|STINGING NETTLE LEAVES AND FLOWERS|
|STINGING NETTLE PLANT|
Sunday, 8:30 AM. 66 degrees F at the ferry dock, 64 on the back porch. Wind SW, light with occasional stronger gusts. The humidity is 88%, the barometer at 29.90". The forecast calls for mostly clear to partly cloudy skies with highs around 70 for the coming week, with no rain until next weekend. Perfect summer weather.
Stinging nettle, Urtica dioica, in the Nettle Family (Urticaceae) is a common roadside and waste place weed that is surprisingly irritating if one comes in contact with it. Tiny stiff, stinging hairs cover the plant and can hardly be avoided.

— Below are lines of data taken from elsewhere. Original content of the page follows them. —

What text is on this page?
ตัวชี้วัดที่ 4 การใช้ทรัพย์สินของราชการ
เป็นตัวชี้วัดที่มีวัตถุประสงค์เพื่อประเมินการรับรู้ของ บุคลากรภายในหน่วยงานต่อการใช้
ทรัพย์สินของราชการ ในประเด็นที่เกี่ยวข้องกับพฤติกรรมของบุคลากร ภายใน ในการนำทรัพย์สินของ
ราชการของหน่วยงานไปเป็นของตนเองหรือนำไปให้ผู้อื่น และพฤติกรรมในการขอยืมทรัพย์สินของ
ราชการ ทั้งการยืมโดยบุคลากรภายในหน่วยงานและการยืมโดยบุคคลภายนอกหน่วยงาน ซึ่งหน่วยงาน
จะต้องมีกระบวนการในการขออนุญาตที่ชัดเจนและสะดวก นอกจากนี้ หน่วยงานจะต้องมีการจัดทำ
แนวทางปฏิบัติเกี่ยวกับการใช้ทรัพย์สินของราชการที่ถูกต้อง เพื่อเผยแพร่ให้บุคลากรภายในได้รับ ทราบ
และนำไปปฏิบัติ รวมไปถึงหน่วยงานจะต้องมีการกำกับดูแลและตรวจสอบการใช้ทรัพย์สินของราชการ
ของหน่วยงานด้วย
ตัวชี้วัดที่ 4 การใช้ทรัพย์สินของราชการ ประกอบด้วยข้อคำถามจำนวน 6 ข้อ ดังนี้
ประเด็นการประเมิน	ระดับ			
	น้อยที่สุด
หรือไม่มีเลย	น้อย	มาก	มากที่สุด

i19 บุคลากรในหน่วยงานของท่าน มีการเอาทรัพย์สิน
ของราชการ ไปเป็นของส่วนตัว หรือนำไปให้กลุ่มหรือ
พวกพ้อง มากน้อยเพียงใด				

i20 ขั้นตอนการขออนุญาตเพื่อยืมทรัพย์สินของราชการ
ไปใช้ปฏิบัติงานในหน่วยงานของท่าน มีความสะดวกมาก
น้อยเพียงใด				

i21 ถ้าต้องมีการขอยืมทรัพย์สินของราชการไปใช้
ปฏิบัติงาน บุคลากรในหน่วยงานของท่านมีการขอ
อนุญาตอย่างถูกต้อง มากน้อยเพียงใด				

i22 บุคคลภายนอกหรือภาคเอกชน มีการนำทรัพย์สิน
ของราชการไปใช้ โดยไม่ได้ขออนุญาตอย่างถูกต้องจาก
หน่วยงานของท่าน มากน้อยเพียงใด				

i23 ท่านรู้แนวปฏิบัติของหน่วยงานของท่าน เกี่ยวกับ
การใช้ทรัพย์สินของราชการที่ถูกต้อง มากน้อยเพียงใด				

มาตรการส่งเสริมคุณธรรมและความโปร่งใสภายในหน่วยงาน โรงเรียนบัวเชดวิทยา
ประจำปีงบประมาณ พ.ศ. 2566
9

It is a Northern European and Asiatic plant but has become distributed almost worldwide. The plant pictured is small, but nettles can become very large and can be a challenge if encountered..
The needle-like hairs of stinging nettles are extremely irritating when touched, but the nettle plant has a lot of beneficial characteristics. It is a very nourishing early spring herb, before the stinging hairs develop fully, and if soaked in water can be made into a cooked dish or soup, even added to bread and beer (better get the recipes before trying) and there are a lot of traditional medicinal uses for the herb, including as a diuretic.
There are many idiomatic references to nettles in many languages, and it has been mentioned in Shakespear's Henry IV and in Aesop's Fables.
Anyway, if you get "nettled," look for the "touch me not" plant that may be nearby, and hopefully get some relief.
If that doesn't work, try some Calamine lotion.